Et les autres qui seulement s' attendent à leur vertu, se hazardent plus advantureusement aux perils, pour trouver moyen de se pousser & être cogneux de leur Prince. A ceste cause voyons nous qu' és endroicts où il y eut grands Seigneurs, qui firent pour quelque temps teste à nos Roys, ils eurent ce droict d' aineesse specialement affecté, comme en la Bretagne, Normandie, Vermandois & autres. Qui nous enseigne, que la necessité des guerres de ces Ducs & Comtes, qui estoient en leurs contrees comme Roitelets, nous amena premierement ceste invention d' Ainesse. Car quant aux Apanages, qui sont destinez pour les enfans puisnez de nos Roys, Paul Emile diligent perquisiteur de nostre histoire Françoise, a remarqué des anciens, que ce fut une invention, que nos Roys emprunterent des voyages qui se faisoient outre-mer, pour la recousse de la terre saincte. Car au lieu où premierement tous enfans du Roy estoient recompensez en Royaumes pour leurs partages: & que depuis on leur donnoit les grandes contrees par forme de Duchez, avec grandes prerogatives, & soy ressentans au plus pres de la Royauté, sous le nom de Ducs: nos Roys par une invention tres-politique & profitable, pour l' accroissement de ce Royaume, commencerent de retrancher ceste grandeur à leurs freres, leurs donnans terres & Seigneuries en Apanage. Quoy faisans, ils n' entendoient leur avoir rien donné en partage, fors le domaine & le revenu annuel. S' estans au demeurant reservez toute jurisdiction, ensemble toute souveraineté & puissance d' imposer sur le peuple parties casuelles, telles que la necessité leur conseilloit. Il se trouve arrest solemnel donné par les Pairs, & plusieurs personnages de marque, jusques à 35. en l' annee 1243. par lequel fut ordonné que defailans hoirs masles du corps, les Apanages retournoient au Roy, & non au plus prochain lignager. Cest arrest prononcé au profit du Roy, pour les Comtez de Poictou, & Auvergne, qui avoient appartenu à Alphons, frere du Roy S. Louys, à l' encontre de Charles Roy de Sicile.

Or combien que le droict d' Aineesse & l' Apanage, soient choses nouvelles au regard de la Loy Salique, si est-ce que le profit que nostre Royaume sent de telles maximes, nous les rapportons toutes communément, comme si elles eussent esté introduittes avec ceste Loy Salique, veritablement non sans grande occasion.

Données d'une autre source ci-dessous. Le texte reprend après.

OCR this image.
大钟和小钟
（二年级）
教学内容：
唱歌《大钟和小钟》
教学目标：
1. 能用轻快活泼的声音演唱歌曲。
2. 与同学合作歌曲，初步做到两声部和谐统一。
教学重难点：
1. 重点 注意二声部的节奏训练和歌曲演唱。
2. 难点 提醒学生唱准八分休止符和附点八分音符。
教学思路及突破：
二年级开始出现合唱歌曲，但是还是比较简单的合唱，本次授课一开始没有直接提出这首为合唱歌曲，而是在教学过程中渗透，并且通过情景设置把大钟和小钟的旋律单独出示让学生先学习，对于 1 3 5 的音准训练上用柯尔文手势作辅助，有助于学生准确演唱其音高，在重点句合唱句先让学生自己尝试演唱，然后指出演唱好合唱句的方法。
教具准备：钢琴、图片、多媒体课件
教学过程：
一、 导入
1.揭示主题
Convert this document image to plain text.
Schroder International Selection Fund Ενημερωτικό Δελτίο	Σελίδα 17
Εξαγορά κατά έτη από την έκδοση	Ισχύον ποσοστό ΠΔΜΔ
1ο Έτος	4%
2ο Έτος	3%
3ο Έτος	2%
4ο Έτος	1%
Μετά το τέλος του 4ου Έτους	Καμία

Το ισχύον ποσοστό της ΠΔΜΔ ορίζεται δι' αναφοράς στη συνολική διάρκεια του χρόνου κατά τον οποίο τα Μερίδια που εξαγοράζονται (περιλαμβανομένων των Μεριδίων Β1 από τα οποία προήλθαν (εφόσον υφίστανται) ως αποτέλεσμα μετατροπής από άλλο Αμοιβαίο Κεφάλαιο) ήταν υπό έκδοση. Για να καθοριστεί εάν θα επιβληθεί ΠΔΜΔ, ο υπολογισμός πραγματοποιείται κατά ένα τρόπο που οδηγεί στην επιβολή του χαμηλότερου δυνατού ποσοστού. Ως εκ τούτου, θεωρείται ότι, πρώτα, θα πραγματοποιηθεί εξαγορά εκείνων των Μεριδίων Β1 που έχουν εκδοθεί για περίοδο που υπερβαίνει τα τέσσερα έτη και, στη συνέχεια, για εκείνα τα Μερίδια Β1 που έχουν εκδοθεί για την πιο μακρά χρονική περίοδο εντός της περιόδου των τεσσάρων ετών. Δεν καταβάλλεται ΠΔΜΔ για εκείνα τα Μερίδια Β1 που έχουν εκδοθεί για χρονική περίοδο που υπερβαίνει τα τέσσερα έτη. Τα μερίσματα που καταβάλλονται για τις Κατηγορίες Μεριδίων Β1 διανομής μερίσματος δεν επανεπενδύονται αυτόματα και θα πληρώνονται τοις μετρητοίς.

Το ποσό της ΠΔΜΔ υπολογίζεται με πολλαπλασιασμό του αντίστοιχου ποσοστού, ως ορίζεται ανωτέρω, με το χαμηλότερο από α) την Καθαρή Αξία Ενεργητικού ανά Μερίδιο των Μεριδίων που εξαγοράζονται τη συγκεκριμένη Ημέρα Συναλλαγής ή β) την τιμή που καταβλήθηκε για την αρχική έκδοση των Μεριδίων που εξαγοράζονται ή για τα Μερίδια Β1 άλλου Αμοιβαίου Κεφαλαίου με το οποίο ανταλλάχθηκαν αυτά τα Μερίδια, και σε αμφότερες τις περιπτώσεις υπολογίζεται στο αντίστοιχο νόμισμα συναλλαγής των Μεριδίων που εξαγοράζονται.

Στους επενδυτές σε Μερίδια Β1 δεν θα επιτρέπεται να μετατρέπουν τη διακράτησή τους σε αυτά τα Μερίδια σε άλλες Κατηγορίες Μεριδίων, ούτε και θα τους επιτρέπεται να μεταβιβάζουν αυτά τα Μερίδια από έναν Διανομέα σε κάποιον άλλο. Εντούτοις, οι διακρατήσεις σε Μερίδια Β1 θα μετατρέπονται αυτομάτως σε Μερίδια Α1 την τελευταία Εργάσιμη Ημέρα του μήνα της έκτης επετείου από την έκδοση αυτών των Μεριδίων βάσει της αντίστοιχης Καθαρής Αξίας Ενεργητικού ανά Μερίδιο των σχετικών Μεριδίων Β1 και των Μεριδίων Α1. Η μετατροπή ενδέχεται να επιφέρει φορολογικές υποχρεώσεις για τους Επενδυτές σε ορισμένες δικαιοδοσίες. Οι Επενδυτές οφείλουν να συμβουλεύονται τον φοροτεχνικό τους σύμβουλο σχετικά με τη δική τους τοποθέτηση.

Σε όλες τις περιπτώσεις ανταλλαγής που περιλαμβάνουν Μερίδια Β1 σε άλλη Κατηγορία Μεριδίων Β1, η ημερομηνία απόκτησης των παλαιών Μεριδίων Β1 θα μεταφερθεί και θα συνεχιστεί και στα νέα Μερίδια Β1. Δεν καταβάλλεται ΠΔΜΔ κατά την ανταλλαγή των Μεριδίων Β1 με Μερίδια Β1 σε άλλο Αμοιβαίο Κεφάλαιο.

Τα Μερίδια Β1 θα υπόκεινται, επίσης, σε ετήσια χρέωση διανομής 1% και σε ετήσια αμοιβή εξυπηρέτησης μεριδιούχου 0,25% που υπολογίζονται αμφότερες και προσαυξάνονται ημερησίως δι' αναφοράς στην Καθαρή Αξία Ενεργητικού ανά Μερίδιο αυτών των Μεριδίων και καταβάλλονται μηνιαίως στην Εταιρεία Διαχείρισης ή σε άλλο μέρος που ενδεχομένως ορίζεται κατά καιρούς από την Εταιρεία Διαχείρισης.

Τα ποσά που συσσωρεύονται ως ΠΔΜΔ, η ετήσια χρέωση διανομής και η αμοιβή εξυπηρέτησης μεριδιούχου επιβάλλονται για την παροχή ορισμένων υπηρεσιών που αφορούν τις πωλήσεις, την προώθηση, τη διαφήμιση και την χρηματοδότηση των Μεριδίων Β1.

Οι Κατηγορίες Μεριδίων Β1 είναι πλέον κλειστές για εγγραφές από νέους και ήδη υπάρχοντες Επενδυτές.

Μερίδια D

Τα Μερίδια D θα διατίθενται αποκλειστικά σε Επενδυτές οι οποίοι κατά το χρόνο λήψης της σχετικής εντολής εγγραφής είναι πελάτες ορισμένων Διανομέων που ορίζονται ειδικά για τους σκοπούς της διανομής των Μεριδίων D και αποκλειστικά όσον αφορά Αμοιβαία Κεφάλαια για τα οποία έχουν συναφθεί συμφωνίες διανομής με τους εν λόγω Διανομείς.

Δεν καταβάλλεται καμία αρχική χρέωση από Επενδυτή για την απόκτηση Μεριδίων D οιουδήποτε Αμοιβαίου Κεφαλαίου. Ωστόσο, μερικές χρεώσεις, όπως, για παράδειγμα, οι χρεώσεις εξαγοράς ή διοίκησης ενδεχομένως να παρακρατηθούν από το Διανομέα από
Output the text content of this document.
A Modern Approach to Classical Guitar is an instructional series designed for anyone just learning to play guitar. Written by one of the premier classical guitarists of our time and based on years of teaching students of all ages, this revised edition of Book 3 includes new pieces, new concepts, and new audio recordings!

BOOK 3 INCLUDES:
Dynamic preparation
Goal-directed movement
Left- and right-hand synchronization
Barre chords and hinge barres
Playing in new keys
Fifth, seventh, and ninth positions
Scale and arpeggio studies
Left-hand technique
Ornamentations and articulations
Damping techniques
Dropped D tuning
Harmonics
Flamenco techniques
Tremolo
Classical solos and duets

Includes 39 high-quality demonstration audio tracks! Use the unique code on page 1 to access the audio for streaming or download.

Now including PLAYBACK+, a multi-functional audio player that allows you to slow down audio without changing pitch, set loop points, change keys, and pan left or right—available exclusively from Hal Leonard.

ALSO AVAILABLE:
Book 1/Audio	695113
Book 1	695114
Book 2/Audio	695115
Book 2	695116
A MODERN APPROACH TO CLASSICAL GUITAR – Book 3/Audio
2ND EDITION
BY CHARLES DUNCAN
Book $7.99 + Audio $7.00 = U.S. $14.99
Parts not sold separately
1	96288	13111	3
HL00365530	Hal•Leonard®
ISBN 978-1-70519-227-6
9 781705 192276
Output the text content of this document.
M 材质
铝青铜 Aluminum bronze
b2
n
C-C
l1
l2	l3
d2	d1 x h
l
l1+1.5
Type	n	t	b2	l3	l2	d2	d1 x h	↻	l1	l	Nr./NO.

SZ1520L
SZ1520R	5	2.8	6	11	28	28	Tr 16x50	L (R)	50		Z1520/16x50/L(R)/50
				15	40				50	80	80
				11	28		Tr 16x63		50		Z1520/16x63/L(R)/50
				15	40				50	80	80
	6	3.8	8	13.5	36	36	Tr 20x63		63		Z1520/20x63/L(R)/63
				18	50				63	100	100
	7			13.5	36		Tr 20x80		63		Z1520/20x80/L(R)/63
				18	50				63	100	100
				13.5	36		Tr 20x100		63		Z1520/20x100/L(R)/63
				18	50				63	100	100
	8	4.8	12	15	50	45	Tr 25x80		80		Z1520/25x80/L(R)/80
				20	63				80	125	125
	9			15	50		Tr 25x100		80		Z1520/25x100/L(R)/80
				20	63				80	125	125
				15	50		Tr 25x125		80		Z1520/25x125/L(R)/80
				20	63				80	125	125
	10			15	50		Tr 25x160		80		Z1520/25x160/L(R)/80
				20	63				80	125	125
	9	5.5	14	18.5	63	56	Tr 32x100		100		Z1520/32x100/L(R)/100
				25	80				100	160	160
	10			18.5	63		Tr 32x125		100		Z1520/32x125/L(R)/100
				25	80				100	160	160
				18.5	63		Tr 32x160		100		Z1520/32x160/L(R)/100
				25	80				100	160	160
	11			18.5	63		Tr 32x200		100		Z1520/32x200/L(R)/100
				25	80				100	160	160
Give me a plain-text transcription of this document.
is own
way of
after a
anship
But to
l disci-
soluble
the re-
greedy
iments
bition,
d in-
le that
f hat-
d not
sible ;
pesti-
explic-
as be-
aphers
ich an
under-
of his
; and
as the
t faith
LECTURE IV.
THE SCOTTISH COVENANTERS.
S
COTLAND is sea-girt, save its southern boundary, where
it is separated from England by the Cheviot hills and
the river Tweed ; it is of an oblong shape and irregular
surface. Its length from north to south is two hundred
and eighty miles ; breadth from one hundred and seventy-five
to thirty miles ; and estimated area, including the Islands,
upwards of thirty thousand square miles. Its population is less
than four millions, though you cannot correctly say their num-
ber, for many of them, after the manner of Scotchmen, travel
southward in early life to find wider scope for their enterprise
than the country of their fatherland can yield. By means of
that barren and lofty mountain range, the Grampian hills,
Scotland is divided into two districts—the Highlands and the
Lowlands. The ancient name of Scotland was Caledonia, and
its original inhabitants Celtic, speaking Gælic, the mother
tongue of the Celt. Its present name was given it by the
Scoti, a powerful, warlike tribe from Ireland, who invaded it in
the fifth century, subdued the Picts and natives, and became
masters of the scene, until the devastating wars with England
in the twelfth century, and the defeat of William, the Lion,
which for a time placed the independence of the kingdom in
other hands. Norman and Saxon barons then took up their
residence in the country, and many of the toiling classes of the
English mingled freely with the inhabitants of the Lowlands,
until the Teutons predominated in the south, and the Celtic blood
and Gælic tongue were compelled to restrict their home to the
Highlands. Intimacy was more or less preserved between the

Car encores qu' elle n' en face aucune mention, ce neantmoins la mesme raison qui occasionna nos ancestres à forclorre les filles de l' esperance du Royaume, fut cause que depuis on voulut attribuer aux aisnez tout le droict de la Couronne, & que par mesme moyen les freres de nos Roys furent seulement appennez. Toutesfois pour parler à son rang d' icelle loy, qui est tant celebree à l' advantage des François, il semble que pour le jourd'huy ceste loy nous soit peculiere entre tous autres Royaumes. Pour laquelle cause quelques-uns (comme Guillaume Postel) estiment qu' elle prit son ancienne origine des Gaules, & qu' elle fut appellee Salique, au lieu de Gallique, pour la proximité & voisinage que la lettre de G, en vieil moule, avoit avec la lettre S: Il seroit mal-aisé de raconter la diversité des opinions qui se rencontrent en l' etimologie de ce nom. Jean Cenal, Evesque d' Auranches, qui a laborieusement recherché plusieurs anciennetez, & de la Gaule, & de la France, l' a voulu rapporter à ce mot François, Sale: Parce que ceste Loy estoit seulement ordonnee pour les Sales & Palais Royaux. Claude Seissel, assez mal à propos, a pensé qu' elle vint du mot de Sel en Latin, comme une Loy plaine de sel, c' est à dire de sapience, par une metaphore tiree du sel. Un Docteurs és droits nommé Ferrarius Montanus, a voulu dire que Pharamond fut autrement appellé Saliq'. Les autres (comme l' Abbé Vespergense) plus ingenieusement la tirent de Salogast, l' un des principaux Conseillers de Pharamond. Et les derniers pensans subtilizer d' avantage disent que pour la frequence des articles qui se trouvent dans icelle Loy, commençans par ces mots, Si aliquis, & Si aliqua, elle prit sa derivaison. Combien que la verité soit qu' elle fut appellee Salique, à cause des François Saliens, desquels est faite assez frequente mention dans Marcelin. Chose qui a esté fort bien recogneuë par Paul Emile: Car les François, comme nous avons deduit au premier livre, lors qu' ils sejournerent sur le bord du Rhin, furent divisez en plusieurs peuples, dont les aucuns furent appellez Anthuariens, & les autres Saliens.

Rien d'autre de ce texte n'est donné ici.